Done Deals
This article is from the archive of The New York Sun before the launch of its new website in 2022. The Sun has neither altered nor updated such articles but will seek to correct any errors, mis-categorizations or other problems introduced during transfer.
MIDTOWN EAST
225 East 57th Street Two-bedroom, two-bath cooperative
Asking price: $739,000
Selling price: $739,000
Time on the market: one day
SUGAR COATED
The sellers of this prewar apartment sweetened the deal by offering the brokers of potential buyers an additional fee as an incentive to move the apartment. The apartment had been on the market for some time for about $800,000 until Halstead brokers Maria and Lauren Cangiano won the listing. They managed to sell the prewar apartment, which was newly renovated, after one open house.
The sellers were a couple that used the home as a pieda-terre but wanted to dispose of it after moving to Florida.

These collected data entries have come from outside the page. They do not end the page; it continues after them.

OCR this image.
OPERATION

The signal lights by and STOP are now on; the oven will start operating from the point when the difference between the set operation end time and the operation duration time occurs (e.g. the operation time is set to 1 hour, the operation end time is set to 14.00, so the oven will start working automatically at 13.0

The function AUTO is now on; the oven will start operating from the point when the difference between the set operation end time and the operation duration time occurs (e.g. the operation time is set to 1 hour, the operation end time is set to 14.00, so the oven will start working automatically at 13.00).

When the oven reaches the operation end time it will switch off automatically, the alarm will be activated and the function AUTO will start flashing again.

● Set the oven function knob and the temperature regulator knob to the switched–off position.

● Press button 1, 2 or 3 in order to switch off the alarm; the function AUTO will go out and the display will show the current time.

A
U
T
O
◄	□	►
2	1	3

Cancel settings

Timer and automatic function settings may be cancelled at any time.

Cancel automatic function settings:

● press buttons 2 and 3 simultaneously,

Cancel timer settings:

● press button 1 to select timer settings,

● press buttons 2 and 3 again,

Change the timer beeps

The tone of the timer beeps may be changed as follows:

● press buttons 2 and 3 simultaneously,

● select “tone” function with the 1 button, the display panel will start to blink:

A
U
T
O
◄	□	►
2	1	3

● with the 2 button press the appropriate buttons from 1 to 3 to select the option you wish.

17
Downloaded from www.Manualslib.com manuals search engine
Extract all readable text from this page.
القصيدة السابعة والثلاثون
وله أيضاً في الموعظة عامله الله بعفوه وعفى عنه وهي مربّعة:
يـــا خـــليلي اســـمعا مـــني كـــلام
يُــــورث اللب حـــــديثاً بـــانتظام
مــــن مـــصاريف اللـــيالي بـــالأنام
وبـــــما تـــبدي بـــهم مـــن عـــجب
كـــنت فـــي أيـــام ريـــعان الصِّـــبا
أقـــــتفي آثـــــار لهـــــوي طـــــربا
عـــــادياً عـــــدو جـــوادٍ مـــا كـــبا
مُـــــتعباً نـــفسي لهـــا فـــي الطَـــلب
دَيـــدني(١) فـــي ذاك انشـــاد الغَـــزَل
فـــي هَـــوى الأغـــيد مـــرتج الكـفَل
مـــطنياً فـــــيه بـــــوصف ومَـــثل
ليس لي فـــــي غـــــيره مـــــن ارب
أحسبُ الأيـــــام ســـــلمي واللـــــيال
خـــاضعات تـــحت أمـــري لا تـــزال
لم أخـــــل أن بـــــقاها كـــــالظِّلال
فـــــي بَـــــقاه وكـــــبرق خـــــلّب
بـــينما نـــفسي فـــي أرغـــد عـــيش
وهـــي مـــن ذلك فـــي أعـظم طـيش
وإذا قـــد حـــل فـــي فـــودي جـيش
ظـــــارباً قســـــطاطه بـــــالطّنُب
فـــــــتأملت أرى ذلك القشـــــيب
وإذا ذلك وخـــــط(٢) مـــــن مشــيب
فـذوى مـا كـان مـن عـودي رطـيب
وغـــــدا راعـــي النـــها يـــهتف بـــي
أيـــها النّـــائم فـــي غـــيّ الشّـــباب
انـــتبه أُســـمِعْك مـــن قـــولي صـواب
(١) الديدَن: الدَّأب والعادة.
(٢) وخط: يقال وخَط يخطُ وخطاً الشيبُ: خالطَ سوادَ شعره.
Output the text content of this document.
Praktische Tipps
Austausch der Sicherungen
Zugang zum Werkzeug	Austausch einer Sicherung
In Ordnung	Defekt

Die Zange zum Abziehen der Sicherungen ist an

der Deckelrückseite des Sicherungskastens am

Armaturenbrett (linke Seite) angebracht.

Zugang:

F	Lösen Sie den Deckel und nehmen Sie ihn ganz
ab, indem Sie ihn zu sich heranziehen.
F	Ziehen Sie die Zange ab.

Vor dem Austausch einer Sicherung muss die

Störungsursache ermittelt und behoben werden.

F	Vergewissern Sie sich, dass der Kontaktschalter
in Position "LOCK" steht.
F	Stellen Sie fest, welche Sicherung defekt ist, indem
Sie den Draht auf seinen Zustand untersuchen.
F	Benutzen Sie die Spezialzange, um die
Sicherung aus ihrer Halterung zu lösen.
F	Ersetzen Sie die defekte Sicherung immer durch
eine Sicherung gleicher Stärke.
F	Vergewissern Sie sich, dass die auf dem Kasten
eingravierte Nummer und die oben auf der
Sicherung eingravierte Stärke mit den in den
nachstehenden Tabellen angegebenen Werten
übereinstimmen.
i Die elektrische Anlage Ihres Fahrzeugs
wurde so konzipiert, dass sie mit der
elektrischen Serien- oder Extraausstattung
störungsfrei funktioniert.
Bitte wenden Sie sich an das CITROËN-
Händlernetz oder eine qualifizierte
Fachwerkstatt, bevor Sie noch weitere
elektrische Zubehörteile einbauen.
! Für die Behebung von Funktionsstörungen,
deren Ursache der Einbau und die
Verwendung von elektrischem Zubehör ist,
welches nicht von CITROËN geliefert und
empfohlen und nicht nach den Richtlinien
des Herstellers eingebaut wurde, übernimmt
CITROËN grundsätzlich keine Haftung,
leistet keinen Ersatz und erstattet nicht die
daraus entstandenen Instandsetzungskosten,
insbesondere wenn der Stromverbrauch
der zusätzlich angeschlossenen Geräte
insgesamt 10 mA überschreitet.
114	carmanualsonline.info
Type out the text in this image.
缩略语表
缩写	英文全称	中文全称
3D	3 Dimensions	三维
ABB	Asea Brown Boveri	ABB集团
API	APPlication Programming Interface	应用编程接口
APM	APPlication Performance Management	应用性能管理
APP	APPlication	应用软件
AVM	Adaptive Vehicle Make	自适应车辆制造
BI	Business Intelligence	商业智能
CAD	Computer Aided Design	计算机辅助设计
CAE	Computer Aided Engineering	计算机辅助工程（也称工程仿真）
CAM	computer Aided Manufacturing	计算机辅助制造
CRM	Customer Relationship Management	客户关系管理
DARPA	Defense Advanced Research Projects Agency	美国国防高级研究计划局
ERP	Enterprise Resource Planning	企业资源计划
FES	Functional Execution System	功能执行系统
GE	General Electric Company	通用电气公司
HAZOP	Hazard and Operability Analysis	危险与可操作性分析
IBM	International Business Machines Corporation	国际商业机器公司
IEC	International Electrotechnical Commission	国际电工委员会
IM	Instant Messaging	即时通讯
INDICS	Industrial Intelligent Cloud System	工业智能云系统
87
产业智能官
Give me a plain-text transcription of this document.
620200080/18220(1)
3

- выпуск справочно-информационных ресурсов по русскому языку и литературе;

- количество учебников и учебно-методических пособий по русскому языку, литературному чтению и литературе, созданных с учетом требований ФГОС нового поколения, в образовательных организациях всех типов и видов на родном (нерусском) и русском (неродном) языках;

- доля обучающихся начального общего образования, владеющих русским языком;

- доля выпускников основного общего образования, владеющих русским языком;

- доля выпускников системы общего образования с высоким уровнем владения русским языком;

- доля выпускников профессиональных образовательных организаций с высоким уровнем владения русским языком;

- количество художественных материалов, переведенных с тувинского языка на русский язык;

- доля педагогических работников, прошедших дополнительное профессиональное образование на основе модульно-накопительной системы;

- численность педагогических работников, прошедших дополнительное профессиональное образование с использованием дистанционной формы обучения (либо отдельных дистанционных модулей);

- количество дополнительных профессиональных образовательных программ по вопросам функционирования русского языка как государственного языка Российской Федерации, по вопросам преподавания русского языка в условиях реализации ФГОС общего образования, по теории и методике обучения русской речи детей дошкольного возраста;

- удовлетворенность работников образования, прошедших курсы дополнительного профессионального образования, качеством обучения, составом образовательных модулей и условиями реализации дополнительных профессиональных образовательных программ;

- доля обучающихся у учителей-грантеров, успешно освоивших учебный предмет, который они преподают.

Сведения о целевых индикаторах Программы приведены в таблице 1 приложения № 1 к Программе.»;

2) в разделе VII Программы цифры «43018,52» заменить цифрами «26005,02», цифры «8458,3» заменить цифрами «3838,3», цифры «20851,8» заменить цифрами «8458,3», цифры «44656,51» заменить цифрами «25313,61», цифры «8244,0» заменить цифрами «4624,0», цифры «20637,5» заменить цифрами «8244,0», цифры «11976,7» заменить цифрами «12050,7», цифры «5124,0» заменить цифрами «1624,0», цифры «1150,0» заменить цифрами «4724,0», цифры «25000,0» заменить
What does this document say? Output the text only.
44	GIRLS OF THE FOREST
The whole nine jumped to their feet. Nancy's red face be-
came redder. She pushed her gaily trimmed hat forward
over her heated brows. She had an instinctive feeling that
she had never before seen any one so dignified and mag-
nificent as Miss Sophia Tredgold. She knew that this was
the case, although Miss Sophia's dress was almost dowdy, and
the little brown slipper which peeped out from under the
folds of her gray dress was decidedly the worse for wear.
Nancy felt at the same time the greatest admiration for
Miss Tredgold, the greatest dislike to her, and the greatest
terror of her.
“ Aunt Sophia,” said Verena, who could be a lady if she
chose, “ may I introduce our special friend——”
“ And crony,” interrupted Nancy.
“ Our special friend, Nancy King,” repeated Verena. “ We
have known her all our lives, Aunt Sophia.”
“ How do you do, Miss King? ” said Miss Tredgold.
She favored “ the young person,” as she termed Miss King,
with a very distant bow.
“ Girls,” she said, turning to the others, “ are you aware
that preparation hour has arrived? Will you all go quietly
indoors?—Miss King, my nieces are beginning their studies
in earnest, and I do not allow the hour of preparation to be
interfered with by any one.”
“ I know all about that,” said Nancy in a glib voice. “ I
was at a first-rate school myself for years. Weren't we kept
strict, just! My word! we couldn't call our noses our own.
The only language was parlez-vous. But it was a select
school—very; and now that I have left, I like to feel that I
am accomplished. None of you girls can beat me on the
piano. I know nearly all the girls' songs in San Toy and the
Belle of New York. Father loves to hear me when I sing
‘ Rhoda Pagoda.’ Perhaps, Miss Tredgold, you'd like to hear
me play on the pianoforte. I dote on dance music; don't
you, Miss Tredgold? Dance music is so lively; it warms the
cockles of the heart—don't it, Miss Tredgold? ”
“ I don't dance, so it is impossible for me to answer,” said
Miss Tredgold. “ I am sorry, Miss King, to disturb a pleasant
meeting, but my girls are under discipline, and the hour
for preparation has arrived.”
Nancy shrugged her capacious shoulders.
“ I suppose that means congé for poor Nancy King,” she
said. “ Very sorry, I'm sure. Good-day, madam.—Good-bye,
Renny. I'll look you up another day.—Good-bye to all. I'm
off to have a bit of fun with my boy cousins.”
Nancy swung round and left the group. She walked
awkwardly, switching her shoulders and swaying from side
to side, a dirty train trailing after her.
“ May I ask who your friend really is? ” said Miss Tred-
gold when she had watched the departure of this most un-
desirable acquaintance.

The buyer was a Pfizer executive relocating with his second wife to New York from London. Helen Sy of Manhattan Apartments was the buyer’s broker.
“They had the apartment on the market for a long time at a higher price, and when we got the call to pitch the exclusive, as part of their incentive to get a buyer, they offered an additional commission to the buyers’ brokers,” said Ms. Maria Cangiano.The Halstead brokers lowered the price, adding that at 1,400-square feet, the $2,011 monthly maintenance fee was steep, even though it included utilities.
CHELSEA
224 West 18th Street Two-bedroom, two-bath condominium
Asking price: $1.499 million
Selling price: $1.499 million
Time on the market: 12 weeks
FULLY STOCKED
This 1,905-squarefoot apartment in a small postwar building boasts a home office, a kitchen stocked with stainless-steel counters, Poggenpohl and Bosch appliances, a Marvel wine refrigerator, and a bathroom with Grohe fixtures. The building has a full-time doorman, a roof deck, and a gym, and is pet friendly. The broker was Andy Pellot of JC DeNiro & Associates.